Anthony Wood recorded that he left Oxford in debt; he went to Jesus College, Cambridge, and graduated M.A. and M.D. (1689) there.

Leigh was on 13 May 1685 elected a Fellow of the Royal Society. When Wood wrote his Athenæ Oxonienses, Leigh was practising in London; but he lived at Manchester at a later date, and had an extensive practice in Lancashire.
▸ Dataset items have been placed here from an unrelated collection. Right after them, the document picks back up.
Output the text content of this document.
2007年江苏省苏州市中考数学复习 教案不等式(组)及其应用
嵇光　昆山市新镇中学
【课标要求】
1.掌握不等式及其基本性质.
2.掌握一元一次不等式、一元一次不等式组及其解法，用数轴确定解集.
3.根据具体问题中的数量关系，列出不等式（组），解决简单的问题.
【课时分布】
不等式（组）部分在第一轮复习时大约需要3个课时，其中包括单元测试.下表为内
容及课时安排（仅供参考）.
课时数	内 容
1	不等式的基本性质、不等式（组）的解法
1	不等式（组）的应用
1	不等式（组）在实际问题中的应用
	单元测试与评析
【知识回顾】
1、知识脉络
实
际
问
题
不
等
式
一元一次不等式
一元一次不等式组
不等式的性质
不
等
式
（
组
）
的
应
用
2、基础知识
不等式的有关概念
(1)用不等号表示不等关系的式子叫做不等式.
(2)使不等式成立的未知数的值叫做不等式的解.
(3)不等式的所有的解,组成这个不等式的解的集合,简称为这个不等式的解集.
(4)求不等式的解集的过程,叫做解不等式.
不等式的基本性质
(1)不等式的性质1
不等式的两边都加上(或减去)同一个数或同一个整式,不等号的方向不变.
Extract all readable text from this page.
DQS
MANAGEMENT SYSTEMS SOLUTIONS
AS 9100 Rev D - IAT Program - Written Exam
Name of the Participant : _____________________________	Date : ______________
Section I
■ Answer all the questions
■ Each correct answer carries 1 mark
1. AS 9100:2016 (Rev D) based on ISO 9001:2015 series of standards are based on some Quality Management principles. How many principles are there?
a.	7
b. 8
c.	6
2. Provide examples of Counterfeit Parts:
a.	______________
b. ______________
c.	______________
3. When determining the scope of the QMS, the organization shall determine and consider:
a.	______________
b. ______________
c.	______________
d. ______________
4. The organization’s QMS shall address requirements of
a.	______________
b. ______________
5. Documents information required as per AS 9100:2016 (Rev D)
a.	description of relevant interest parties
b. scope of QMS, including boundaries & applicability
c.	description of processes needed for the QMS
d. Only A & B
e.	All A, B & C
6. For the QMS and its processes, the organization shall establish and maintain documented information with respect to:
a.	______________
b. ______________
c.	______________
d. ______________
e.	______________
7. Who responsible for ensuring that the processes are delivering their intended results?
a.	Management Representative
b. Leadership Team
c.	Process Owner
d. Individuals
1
He is said to have died in 1701, but there is some doubt on this point.

==Works==
Some of Leigh's papers read before the Royal Society are printed in the Philosophical Transactions, and he published the following separate works:

- Phthisologia Lancastriensis, cui accessit Tentamen Philosophicum de Mineralibus Aquis in eodem comitatu observatis, 1694; reprinted at Geneva, 1736.
- Exercitationes quinque, de Aquis Mineralibus; Thermis Calidis; Morbis Acutis; Morbis Intermittentib.; Hydrope, 1697.
- The Natural History of Lancashire, Cheshire, and the Peak in Derbyshire; with an account of the British, Phœnic, Armenian, Gr. and Rom. Antiquities found in those parts, Oxford, 1700. This has a portrait after Faithorne as frontispiece.

He also wrote three pamphlets in 1698 in answer to Richard Boulton on the Heat of the Blood, and one in reply to John Colebatch on curing the bite of a viper. His Natural History is little more than a translation of his earlier Latin treatises. Thomas Dunham Whitaker later wrote slightingly of Leigh's "want of literature".

==Family==
Leigh married Dorothy, daughter of Edward Shuttleworth of Larbrick, Lancashire, with whom he received a moiety of the manor of Larbrick, afterwards surrendered in payment of a debt owing by Leigh to Serjeant Reginald Bretland. He left no issue. His widow died before 1717.